Ruling out a straw man
Carroll is right, I and most physicists would agree, that we have indeed as good as ruled out the existence of supernatural forces and substances that are counterparts to the forces and particles that we know in physics. This is a bit like saying that we have determined conclusively that books consist only of paper and ink. That doesn't mean we understand literature. Books and brains are lumps of atoms, so it's not a category mistake to think of trying to understand literature as a physical phenomenon, but it's too hard. Our great understanding of how ink adheres to paper doesn't go far with fiction.
To say that ruling out extra forces means ruling out karma, providence, and prayer is a straw man fallacy. Most people who believe in those things aren't specific about exactly what they mean, but very few of them would nail their colours to a mast about non-physical forces. They're not really believing that story is a third slippery substance that has to go into the book between the pages to make the story work. They're believing that a story needs a protagonist who first fails and then triumphs—that there are rules for stories besides the rules that stick ink to paper.
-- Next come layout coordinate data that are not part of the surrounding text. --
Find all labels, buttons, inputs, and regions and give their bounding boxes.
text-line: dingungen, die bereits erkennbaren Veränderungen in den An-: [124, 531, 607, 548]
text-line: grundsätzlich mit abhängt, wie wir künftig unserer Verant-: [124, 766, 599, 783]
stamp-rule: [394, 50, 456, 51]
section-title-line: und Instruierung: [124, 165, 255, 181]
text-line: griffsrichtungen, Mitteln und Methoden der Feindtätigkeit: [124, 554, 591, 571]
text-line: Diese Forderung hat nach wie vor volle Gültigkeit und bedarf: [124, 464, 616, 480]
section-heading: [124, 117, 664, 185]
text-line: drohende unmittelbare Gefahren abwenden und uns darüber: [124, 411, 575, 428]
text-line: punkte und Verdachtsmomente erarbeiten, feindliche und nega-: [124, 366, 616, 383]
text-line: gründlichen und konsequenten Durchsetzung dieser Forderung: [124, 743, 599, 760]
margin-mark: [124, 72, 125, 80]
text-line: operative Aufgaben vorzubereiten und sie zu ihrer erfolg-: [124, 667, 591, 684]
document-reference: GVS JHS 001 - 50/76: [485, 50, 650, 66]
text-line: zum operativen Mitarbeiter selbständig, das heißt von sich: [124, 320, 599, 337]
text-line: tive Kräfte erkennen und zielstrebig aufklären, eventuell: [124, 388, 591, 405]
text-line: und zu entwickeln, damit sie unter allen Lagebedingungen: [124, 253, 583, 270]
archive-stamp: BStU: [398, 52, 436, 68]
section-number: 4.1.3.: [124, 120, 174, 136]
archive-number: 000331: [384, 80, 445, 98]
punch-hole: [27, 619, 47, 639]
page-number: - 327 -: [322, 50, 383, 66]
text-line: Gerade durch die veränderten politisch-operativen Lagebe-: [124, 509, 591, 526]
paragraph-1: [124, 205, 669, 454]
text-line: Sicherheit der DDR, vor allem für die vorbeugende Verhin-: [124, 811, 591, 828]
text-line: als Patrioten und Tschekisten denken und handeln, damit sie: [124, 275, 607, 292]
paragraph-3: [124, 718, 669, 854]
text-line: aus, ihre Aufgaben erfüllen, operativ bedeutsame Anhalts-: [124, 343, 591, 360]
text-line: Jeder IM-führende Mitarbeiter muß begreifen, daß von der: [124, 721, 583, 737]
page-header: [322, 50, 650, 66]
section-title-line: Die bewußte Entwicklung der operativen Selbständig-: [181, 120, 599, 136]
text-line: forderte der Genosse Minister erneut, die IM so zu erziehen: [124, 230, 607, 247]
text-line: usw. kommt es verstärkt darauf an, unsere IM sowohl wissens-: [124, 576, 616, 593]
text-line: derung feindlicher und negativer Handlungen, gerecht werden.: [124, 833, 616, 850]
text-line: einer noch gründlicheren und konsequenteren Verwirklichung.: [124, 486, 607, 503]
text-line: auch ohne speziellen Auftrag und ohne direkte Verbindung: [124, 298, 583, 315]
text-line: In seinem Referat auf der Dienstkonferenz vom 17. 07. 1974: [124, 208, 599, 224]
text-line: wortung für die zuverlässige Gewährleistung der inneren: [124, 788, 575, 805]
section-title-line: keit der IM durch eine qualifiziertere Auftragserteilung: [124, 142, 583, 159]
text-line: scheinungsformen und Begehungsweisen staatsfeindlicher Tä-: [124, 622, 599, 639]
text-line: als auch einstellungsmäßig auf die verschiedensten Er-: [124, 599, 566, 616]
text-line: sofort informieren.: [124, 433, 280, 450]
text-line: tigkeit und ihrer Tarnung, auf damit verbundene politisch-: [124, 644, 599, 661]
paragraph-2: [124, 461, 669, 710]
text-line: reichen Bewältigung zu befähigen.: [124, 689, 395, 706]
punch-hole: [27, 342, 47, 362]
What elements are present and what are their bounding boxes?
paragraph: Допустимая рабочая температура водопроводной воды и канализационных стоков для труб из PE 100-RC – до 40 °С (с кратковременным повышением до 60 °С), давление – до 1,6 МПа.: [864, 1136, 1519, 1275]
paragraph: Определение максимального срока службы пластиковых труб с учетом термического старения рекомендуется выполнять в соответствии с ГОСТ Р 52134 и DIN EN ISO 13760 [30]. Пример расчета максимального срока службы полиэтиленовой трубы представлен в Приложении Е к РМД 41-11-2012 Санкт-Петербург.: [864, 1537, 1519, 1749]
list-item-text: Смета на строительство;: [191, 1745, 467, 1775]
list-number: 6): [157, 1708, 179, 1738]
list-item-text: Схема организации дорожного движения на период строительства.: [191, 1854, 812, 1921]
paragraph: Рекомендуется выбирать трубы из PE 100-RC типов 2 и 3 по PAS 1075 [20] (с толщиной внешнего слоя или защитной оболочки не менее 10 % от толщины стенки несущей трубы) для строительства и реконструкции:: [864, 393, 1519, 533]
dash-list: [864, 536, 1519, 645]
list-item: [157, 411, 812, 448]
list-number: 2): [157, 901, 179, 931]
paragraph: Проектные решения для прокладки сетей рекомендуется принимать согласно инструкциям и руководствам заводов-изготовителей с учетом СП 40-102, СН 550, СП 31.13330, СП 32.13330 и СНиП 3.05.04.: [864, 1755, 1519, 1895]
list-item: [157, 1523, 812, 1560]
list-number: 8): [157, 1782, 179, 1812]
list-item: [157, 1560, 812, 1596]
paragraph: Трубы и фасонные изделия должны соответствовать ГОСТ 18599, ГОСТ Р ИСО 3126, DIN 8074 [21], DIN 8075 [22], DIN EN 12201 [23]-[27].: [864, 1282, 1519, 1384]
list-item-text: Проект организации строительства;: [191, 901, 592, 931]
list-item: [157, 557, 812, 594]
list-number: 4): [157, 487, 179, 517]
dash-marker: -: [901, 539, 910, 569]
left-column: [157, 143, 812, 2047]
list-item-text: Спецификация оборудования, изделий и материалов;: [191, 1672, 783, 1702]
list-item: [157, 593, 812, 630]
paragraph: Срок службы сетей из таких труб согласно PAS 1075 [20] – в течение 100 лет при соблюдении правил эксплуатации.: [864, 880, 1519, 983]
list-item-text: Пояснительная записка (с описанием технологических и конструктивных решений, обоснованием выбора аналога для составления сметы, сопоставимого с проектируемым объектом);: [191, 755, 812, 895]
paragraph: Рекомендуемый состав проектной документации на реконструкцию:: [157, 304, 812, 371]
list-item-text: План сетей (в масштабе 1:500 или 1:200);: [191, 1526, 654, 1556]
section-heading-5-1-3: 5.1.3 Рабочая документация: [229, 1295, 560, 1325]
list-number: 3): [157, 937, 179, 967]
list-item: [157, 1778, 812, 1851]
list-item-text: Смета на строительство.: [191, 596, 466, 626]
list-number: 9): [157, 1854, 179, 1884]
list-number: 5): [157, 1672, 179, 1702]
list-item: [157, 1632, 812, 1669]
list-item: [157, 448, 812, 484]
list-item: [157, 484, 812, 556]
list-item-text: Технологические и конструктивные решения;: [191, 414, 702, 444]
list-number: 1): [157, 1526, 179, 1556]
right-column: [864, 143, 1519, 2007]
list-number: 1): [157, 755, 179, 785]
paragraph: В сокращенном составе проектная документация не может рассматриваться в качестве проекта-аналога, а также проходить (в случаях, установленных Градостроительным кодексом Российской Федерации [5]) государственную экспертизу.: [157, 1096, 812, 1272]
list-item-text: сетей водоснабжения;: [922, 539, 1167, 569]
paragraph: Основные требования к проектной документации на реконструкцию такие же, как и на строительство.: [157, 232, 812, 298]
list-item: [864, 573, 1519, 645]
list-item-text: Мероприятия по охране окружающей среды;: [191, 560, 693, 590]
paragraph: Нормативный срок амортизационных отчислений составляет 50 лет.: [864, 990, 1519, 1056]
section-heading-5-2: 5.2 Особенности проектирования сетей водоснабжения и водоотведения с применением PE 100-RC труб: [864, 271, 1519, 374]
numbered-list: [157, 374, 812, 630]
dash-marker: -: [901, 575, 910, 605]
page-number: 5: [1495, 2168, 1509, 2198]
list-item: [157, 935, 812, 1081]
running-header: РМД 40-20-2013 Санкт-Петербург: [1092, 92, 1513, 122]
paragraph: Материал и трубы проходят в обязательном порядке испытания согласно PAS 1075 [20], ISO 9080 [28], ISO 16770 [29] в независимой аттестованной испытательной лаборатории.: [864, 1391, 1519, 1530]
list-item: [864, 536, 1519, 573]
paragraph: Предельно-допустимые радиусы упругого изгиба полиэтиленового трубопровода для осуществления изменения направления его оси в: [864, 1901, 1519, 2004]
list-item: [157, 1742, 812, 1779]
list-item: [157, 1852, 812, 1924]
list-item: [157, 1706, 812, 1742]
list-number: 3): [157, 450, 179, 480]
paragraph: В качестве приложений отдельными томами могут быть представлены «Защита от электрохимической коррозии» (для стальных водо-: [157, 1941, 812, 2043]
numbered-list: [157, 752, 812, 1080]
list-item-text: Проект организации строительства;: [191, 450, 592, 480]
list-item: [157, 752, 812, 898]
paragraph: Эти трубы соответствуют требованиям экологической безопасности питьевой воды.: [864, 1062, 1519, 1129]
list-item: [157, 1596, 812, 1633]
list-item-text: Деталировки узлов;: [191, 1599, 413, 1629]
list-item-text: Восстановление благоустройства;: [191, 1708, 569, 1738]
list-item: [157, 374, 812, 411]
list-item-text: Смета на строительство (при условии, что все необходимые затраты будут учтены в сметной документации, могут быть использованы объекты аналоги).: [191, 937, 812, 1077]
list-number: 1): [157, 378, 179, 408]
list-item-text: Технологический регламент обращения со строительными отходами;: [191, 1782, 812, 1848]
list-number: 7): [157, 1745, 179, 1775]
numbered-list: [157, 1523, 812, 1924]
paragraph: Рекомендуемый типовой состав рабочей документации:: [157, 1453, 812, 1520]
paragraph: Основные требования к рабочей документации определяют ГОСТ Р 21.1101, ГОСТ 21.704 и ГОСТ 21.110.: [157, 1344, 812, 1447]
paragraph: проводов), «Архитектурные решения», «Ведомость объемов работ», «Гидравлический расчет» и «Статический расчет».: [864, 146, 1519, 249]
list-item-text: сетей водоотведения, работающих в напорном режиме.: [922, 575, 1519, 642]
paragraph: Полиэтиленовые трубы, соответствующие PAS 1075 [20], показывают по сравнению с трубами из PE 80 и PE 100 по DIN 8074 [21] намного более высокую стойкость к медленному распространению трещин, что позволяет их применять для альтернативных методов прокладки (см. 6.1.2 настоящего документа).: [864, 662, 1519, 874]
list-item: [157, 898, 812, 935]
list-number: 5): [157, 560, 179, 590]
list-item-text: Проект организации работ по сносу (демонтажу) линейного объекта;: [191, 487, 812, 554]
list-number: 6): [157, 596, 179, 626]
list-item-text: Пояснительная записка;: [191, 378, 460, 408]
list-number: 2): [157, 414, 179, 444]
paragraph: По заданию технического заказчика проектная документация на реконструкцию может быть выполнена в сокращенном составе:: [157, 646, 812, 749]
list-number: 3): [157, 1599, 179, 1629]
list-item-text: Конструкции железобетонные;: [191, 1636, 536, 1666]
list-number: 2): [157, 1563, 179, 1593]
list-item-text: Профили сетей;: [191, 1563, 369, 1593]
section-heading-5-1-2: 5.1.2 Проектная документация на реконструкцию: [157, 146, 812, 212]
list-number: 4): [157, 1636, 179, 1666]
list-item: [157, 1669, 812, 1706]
History of the theory of chaos
From memory, chaos theory was discovered by scientists who were deterministically modeling the weather. At some point they wanted to recreate a simulation, but rather than starting at the very beginning of the model, they manually typed in the statuses based on a mid-model printout. When they ran the model with the typed in data, they got something completely different than the original model, and they had no idea why. It turned out that the original model was using calculations based on numbers ran out to the 10th (or so) decimal point, while the numbers in the printout (and the manual entry) only went out to 6 (or so) decimal points. Those seemingly insignificant differences in beginning states completely changed the model income.
As I've mentioned in another thread here recently, chaos goes back to the 19th century. Extreme sensitivity to initial conditions was understood long before electronic computers. Every physics paper about chaos still has to show at least one Poincaré section, because it's the only intelligible kind of pretty picture you can show; the definition of chaos is still a positive Lyapunov exponent. Poincaré died in 1912, Lyapunov in 1918.
The first surprise we got from using electronic computers to solve complicated dynamical problems explicitly was actually the unexpected absence of chaos, in the Fermi-Pasta-Ulam problem. Chaos turned out not to be as ubiquitous as we had always assumed.
Computers have enabled a lot more to be learned about chaos than we ever could learn without them, but the things we've learned have been technical details. The basic issues of instability, "butterfly effects" and so on, were understood long before.
I was a teenager before it was cool.